08/04/2016
La GIPA constitue –t-elle un ensemble de mesures innovantes ?
La loi de finances de la sécurité sociale 2016 généralise la garantie des impayés de pensions alimentaires (GIPA), à compter du 1er avril 2016, et instaure les innovations suivantes :
D'une part, cette mesure permet au parent bénéficiaire d'une contribution à l'entretien et l'éducation de l'enfant de solliciter, dès le premier mois d’impayé, le versement de l’allocation de soutien familial, par la caisse d’allocations familiales, d’un montant mensuel de 104.75 € par enfant.
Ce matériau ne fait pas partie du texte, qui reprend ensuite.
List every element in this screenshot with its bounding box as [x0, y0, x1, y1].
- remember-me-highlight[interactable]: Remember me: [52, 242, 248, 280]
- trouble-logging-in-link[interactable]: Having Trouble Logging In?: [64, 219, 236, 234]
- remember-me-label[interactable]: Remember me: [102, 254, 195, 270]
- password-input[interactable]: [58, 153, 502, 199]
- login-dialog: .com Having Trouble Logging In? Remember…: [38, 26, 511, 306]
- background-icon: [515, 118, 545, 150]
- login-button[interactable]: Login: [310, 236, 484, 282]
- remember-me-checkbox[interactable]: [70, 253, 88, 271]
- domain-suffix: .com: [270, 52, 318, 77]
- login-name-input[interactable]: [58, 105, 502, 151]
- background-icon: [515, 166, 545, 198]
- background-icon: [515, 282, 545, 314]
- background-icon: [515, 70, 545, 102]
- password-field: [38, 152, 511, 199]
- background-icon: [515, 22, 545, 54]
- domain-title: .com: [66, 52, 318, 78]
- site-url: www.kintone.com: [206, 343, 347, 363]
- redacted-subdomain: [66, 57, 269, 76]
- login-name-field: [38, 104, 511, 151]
D'autre part, elle permet en outre de compléter une pension alimentaire qui serait inférieure à la somme de 104.75€, soit que le montant fixé par le juge soit plus faible que cette somme, soit que le parent tenu d'une telle pension ne la règle que de façon partielle.
Ceci, à l'évidence, constitue une avancée sur plusieurs points :
Ceci permet au parent bénéficiaire de pouvoir bénéficier d'une garantie plus rapidement en cas d'impayé, le système antérieur exigeait une carence de deux mois dans le versement de la pension alimentaire avant de pouvoir être activé.
Par ailleurs, ceci permet au juge de fixer de petites pensions alimentaires, mêmes symboliques afin de responsabiliser les parents, sans compromettre les sommes perçues par les bénéficiaires. En effet, le système antérieur encourageait à constater des situations d'impécuniosité sous prétexte que le parent soumis au versement n'avait pas les moyens d'acquitter une pension alimentaire d'une centaine d'euros par mois, et faisait au final intégralement reporter sur la solidarité nationale la charge du versement des contributions pour les enfants.
Cette mesure n’est pourtant pas exempte de limites :
Tout d’abord, le parent bénéficiaire ne doit pas se remettre en couple ou vivre en concubinage, car l’allocation de soutien familial lui serait alors supprimée, faisant reporter, de fait, cette charge sur le nouveau conjoint.
Ensuite, la GIPA permet de pallier à une absence de versement de la pension, ou à un paiement partiel mais demeure limitée au plafond de 104.80€, ne permettant pas de percevoir le paiement d’une pension complète d’un montant supérieur.
Enfin, la mesure risque, à l'inverse, de déresponsabiliser les bénéficiaires, désormais bien protégés, et de les pousser à ne pas engager de démarches de recouvrement ou de dépôt de plainte en abandon de famille.